EAR Shattering News! Latest research by Edwards and Schwartz Baum from the Institute of Environmental Medicine of the Karolinska Institute in Stockholm, Sweden, suggest, that people who are constantly exposed to loud noise, could risk developing a non-cancerous tumor, ultimately leading to deafness.
The Tumor, termed as Acoustic Neuroma, develops gradually with symptoms showing up only around the age of 50 or so. The Tumor exerts pressure on the cranial nerve, which supports the activities of sensation and balance. Perceived symptoms include constant and intrusive ringing in the ears, hearing loss or Tinnitus.
The study included participants in the age group of 20 to 69, of which 146 participants already had the tumor and 564 people were without it. The group was interviewed with questions regarding their exposure to noise, frequency, type, and duration. Data regarding use of hearing protection was also collected.
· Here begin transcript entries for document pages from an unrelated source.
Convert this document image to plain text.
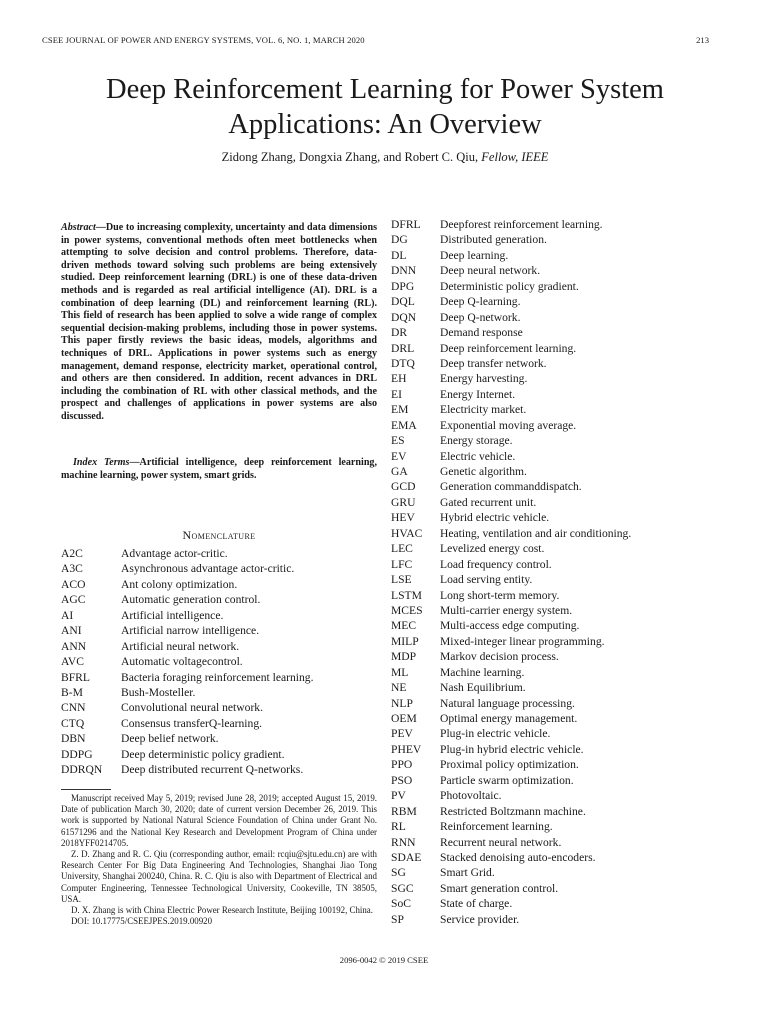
CSEE JOURNAL OF POWER AND ENERGY SYSTEMS, VOL. 6, NO. 1, MARCH 2020	213
Deep Reinforcement Learning for Power System
Applications: An Overview
Zidong Zhang, Dongxia Zhang, and Robert C. Qiu, Fellow, IEEE
Abstract—Due to increasing complexity, uncertainty and data dimensions in power systems, conventional methods often meet bottlenecks when attempting to solve decision and control problems. Therefore, data-driven methods toward solving such problems are being extensively studied. Deep reinforcement learning (DRL) is one of these data-driven methods and is regarded as real artificial intelligence (AI). DRL is a combination of deep learning (DL) and reinforcement learning (RL). This field of research has been applied to solve a wide range of complex sequential decision-making problems, including those in power systems. This paper firstly reviews the basic ideas, models, algorithms and techniques of DRL. Applications in power systems such as energy management, demand response, electricity market, operational control, and others are then considered. In addition, recent advances in DRL including the combination of RL with other classical methods, and the prospect and challenges of applications in power systems are also discussed.
Index Terms—Artificial intelligence, deep reinforcement learning, machine learning, power system, smart grids.
Nomenclature
A2C	Advantage actor-critic.
A3C	Asynchronous advantage actor-critic.
ACO	Ant colony optimization.
AGC	Automatic generation control.
AI	Artificial intelligence.
ANI	Artificial narrow intelligence.
ANN	Artificial neural network.
AVC	Automatic voltagecontrol.
BFRL	Bacteria foraging reinforcement learning.
B-M	Bush-Mosteller.
CNN	Convolutional neural network.
CTQ	Consensus transferQ-learning.
DBN	Deep belief network.
DDPG Deep deterministic policy gradient.
DDRQN Deep distributed recurrent Q-networks.
DFRL Deepforest reinforcement learning.
DG	Distributed generation.
DL	Deep learning.
DNN Deep neural network.
DPG Deterministic policy gradient.
DQL Deep Q-learning.
DQN Deep Q-network.
DR	Demand response
DRL Deep reinforcement learning.
DTQ Deep transfer network.
EH	Energy harvesting.
EI	Energy Internet.
EM	Electricity market.
EMA Exponential moving average.
ES	Energy storage.
EV	Electric vehicle.
GA	Genetic algorithm.
GCD Generation commanddispatch.
GRU Gated recurrent unit.
HEV Hybrid electric vehicle.
HVAC Heating, ventilation and air conditioning.
LEC Levelized energy cost.
LFC Load frequency control.
LSE Load serving entity.
LSTM Long short-term memory.
MCES Multi-carrier energy system.
MEC Multi-access edge computing.
MILP Mixed-integer linear programming.
MDP Markov decision process.
ML	Machine learning.
NE	Nash Equilibrium.
NLP Natural language processing.
OEM Optimal energy management.
PEV Plug-in electric vehicle.
PHEV Plug-in hybrid electric vehicle.
PPO Proximal policy optimization.
PSO Particle swarm optimization.
PV	Photovoltaic.
RBM Restricted Boltzmann machine.
RL	Reinforcement learning.
RNN Recurrent neural network.
SDAE Stacked denoising auto-encoders.
SG	Smart Grid.
SGC Smart generation control.
SoC	State of charge.
SP	Service provider.

Manuscript received May 5, 2019; revised June 28, 2019; accepted August 15, 2019. Date of publication March 30, 2020; date of current version December 26, 2019. This work is supported by National Natural Science Foundation of China under Grant No. 61571296 and the National Key Research and Development Program of China under 2018YFF0214705.

Z. D. Zhang and R. C. Qiu (corresponding author, email: rcqiu@sjtu.edu.cn) are with Research Center For Big Data Engineering And Technologies, Shanghai Jiao Tong University, Shanghai 200240, China. R. C. Qiu is also with Department of Electrical and Computer Engineering, Tennessee Technological University, Cookeville, TN 38505, USA.

D. X. Zhang is with China Electric Power Research Institute, Beijing 100192, China.

DOI: 10.17775/CSEEJPES.2019.00920

2096-0042 © 2019 CSEE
The study revealed that, constant exposure to loud noise (noise from machines, power tools, construction, and music) increased the risk of developing the tumor almost 2.25 times. Exposure to noise from Airplanes, and Motor enhanced the risk of tumor by almost 1.3 times, while consistent exposure to the noise of screaming children increased the risk by 1.4 times. The duration of exposure to constant noise was a significant factor that contributed to the development of tumor. Five years of constant high decibel noise increased the propensity to develop the tumor.
According to the findings, wearing ear-protective aids, to a great extent, helped in reducing the development of tumor. It is possible to surgically remove the tumor, if it is diagnosed in the early development stage. Once the tumor is large, many complications may arise if the surgical option is sought. The tumor, most often is attached to facial nerves or nerves in charge of balance and hearing that may cause serious repercussions post surgery.
Unilateral Acoustic Neuroma, the commonest type of Acoustic Neuroma, affects only one ear. The tumor, though relatively rare, totally accounts to only 6-10% of skull-centric tumors. Bilateral Acoustic Neuroma is genetic and affects both the ears.
The study is available in the online edition of American Journal of Epidemiology and is due to be published in the printed edition of the Journal on February 15th.